Pain in the hemiplegic knee in chronic stroke could be for a number of reasons. But the classic case is not because of spasticity or inability to flex the knee. It is true that many patients are unable to flex the knee in swing phase but this is usually not particularly painful. The inability to flex the knee is most commonly due to failure of the hip flexors to contract at the very start of swing phase. The hip flexors function in early swing to phase flex the hip and to create a flexor inertial moment at knee. In chronic stroke the quadriceps may have increased stiffness due to spasticity so this could als contribute to the lack of knee flexion. However neither weakness nor spasticity accounts for the pain.
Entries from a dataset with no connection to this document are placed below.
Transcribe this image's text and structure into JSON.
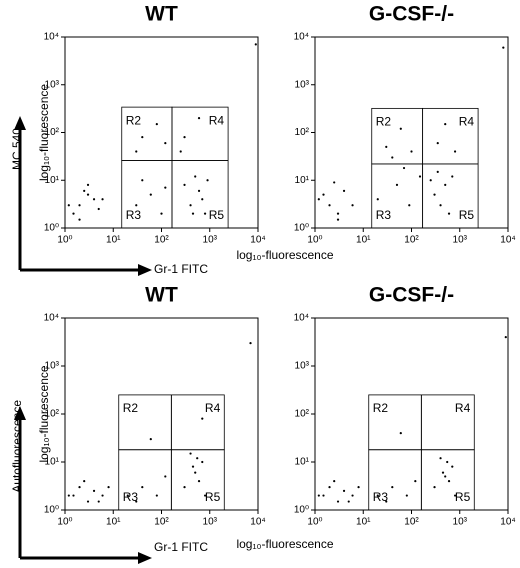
{
  "chart_data": [
    {
      "type": "scatter",
      "title": "WT",
      "ylabel": "log₁₀-fluorescence",
      "annotations": [
        "MC 540",
        "Gr-1 FITC"
      ],
      "xscale": "log",
      "yscale": "log",
      "color": "#000000",
      "xlim": [
        1,
        10000
      ],
      "ylim": [
        1,
        10000
      ],
      "xticks": [
        {
          "value": 1,
          "label": "10⁰"
        },
        {
          "value": 10,
          "label": "10¹"
        },
        {
          "value": 100,
          "label": "10²"
        },
        {
          "value": 1000,
          "label": "10³"
        },
        {
          "value": 10000,
          "label": "10⁴"
        }
      ],
      "yticks": [
        {
          "value": 1,
          "label": "10⁰"
        },
        {
          "value": 10,
          "label": "10¹"
        },
        {
          "value": 100,
          "label": "10²"
        },
        {
          "value": 1000,
          "label": "10³"
        },
        {
          "value": 10000,
          "label": "10⁴"
        }
      ],
      "regions": [
        {
          "label": "R2",
          "xlim": [
            15,
            165
          ],
          "ylim": [
            26,
            340
          ]
        },
        {
          "label": "R4",
          "xlim": [
            165,
            2400
          ],
          "ylim": [
            26,
            340
          ]
        },
        {
          "label": "R3",
          "xlim": [
            15,
            165
          ],
          "ylim": [
            1,
            26
          ]
        },
        {
          "label": "R5",
          "xlim": [
            165,
            2400
          ],
          "ylim": [
            1,
            26
          ]
        }
      ],
      "x": [
        2,
        3,
        1.5,
        4,
        2.5,
        1.2,
        5,
        3,
        6,
        2,
        30,
        60,
        100,
        40,
        120,
        400,
        600,
        800,
        500,
        700,
        300,
        900,
        450,
        40,
        80,
        30,
        120,
        300,
        600,
        250,
        9000
      ],
      "y": [
        3,
        5,
        2,
        4,
        6,
        3,
        2.5,
        8,
        4,
        1.5,
        3,
        5,
        2,
        10,
        7,
        3,
        6,
        2,
        12,
        4,
        8,
        10,
        2,
        80,
        150,
        40,
        60,
        80,
        200,
        40,
        7000
      ]
    },
    {
      "type": "scatter",
      "title": "G-CSF-/-",
      "xlabel": "log₁₀-fluorescence",
      "xscale": "log",
      "yscale": "log",
      "color": "#000000",
      "xlim": [
        1,
        10000
      ],
      "ylim": [
        1,
        10000
      ],
      "xticks": [
        {
          "value": 1,
          "label": "10⁰"
        },
        {
          "value": 10,
          "label": "10¹"
        },
        {
          "value": 100,
          "label": "10²"
        },
        {
          "value": 1000,
          "label": "10³"
        },
        {
          "value": 10000,
          "label": "10⁴"
        }
      ],
      "yticks": [
        {
          "value": 1,
          "label": "10⁰"
        },
        {
          "value": 10,
          "label": "10¹"
        },
        {
          "value": 100,
          "label": "10²"
        },
        {
          "value": 1000,
          "label": "10³"
        },
        {
          "value": 10000,
          "label": "10⁴"
        }
      ],
      "regions": [
        {
          "label": "R2",
          "xlim": [
            15,
            170
          ],
          "ylim": [
            22,
            320
          ]
        },
        {
          "label": "R4",
          "xlim": [
            170,
            2400
          ],
          "ylim": [
            22,
            320
          ]
        },
        {
          "label": "R3",
          "xlim": [
            15,
            170
          ],
          "ylim": [
            1,
            22
          ]
        },
        {
          "label": "R5",
          "xlim": [
            170,
            2400
          ],
          "ylim": [
            1,
            22
          ]
        }
      ],
      "x": [
        2,
        1.5,
        3,
        4,
        1.2,
        2.5,
        6,
        3,
        20,
        50,
        90,
        150,
        70,
        300,
        500,
        400,
        700,
        350,
        600,
        250,
        30,
        60,
        100,
        40,
        350,
        500,
        800,
        8000
      ],
      "y": [
        3,
        5,
        2,
        6,
        4,
        9,
        3,
        1.5,
        4,
        8,
        3,
        12,
        18,
        5,
        8,
        3,
        12,
        15,
        2,
        10,
        50,
        120,
        40,
        30,
        60,
        150,
        40,
        6000
      ]
    },
    {
      "type": "scatter",
      "title": "WT",
      "ylabel": "log₁₀-fluorescence",
      "annotations": [
        "Autofluorescence",
        "Gr-1 FITC"
      ],
      "xscale": "log",
      "yscale": "log",
      "color": "#000000",
      "xlim": [
        1,
        10000
      ],
      "ylim": [
        1,
        10000
      ],
      "xticks": [
        {
          "value": 1,
          "label": "10⁰"
        },
        {
          "value": 10,
          "label": "10¹"
        },
        {
          "value": 100,
          "label": "10²"
        },
        {
          "value": 1000,
          "label": "10³"
        },
        {
          "value": 10000,
          "label": "10⁴"
        }
      ],
      "yticks": [
        {
          "value": 1,
          "label": "10⁰"
        },
        {
          "value": 10,
          "label": "10¹"
        },
        {
          "value": 100,
          "label": "10²"
        },
        {
          "value": 1000,
          "label": "10³"
        },
        {
          "value": 10000,
          "label": "10⁴"
        }
      ],
      "regions": [
        {
          "label": "R2",
          "xlim": [
            13,
            160
          ],
          "ylim": [
            18,
            250
          ]
        },
        {
          "label": "R4",
          "xlim": [
            160,
            2000
          ],
          "ylim": [
            18,
            250
          ]
        },
        {
          "label": "R3",
          "xlim": [
            13,
            160
          ],
          "ylim": [
            1,
            18
          ]
        },
        {
          "label": "R5",
          "xlim": [
            160,
            2000
          ],
          "ylim": [
            1,
            18
          ]
        }
      ],
      "x": [
        1.5,
        2,
        3,
        4,
        6,
        8,
        2.5,
        1.2,
        5,
        20,
        40,
        80,
        120,
        30,
        300,
        500,
        700,
        400,
        600,
        800,
        450,
        550,
        60,
        700,
        7000
      ],
      "y": [
        2,
        3,
        1.5,
        2.5,
        2,
        3,
        4,
        2,
        1.5,
        2,
        3,
        2,
        5,
        1.5,
        3,
        6,
        10,
        15,
        4,
        2,
        8,
        12,
        30,
        80,
        3000
      ]
    },
    {
      "type": "scatter",
      "title": "G-CSF-/-",
      "xlabel": "log₁₀-fluorescence",
      "xscale": "log",
      "yscale": "log",
      "color": "#000000",
      "xlim": [
        1,
        10000
      ],
      "ylim": [
        1,
        10000
      ],
      "xticks": [
        {
          "value": 1,
          "label": "10⁰"
        },
        {
          "value": 10,
          "label": "10¹"
        },
        {
          "value": 100,
          "label": "10²"
        },
        {
          "value": 1000,
          "label": "10³"
        },
        {
          "value": 10000,
          "label": "10⁴"
        }
      ],
      "yticks": [
        {
          "value": 1,
          "label": "10⁰"
        },
        {
          "value": 10,
          "label": "10¹"
        },
        {
          "value": 100,
          "label": "10²"
        },
        {
          "value": 1000,
          "label": "10³"
        },
        {
          "value": 10000,
          "label": "10⁴"
        }
      ],
      "regions": [
        {
          "label": "R2",
          "xlim": [
            13,
            160
          ],
          "ylim": [
            18,
            250
          ]
        },
        {
          "label": "R4",
          "xlim": [
            160,
            2000
          ],
          "ylim": [
            18,
            250
          ]
        },
        {
          "label": "R3",
          "xlim": [
            13,
            160
          ],
          "ylim": [
            1,
            18
          ]
        },
        {
          "label": "R5",
          "xlim": [
            160,
            2000
          ],
          "ylim": [
            1,
            18
          ]
        }
      ],
      "x": [
        1.5,
        2,
        3,
        4,
        6,
        8,
        2.5,
        1.2,
        5,
        20,
        40,
        80,
        120,
        30,
        300,
        500,
        700,
        400,
        600,
        800,
        450,
        550,
        60,
        9000
      ],
      "y": [
        2,
        3,
        1.5,
        2.5,
        2,
        3,
        4,
        2,
        1.5,
        2,
        3,
        2,
        4,
        1.5,
        3,
        5,
        8,
        12,
        4,
        2,
        6,
        10,
        40,
        4000
      ]
    }
  ]
}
The classic problem is that the knee hyperxtends in mid stance due failure to advance the tibia in early to mid stance phase. The abnormal hyperextension of the knee stresses the posterior structures of the knee joint that over time results in hypermobility and posterior knee pain. The most common reasons for the knee hyperextension and due to lack of tibial advancement is the failure of the tibialis anterior to contract at contact response to mid stance to pull the tibia forward, thereby reducing the extensor moment on the knee. Another reason that often goes hand-in-hand with weakenss of the dorsiflexors is stiffness of the triceps surae. This stiffness in chronic stroke is usually due to contracture, spasticity or a combination of both.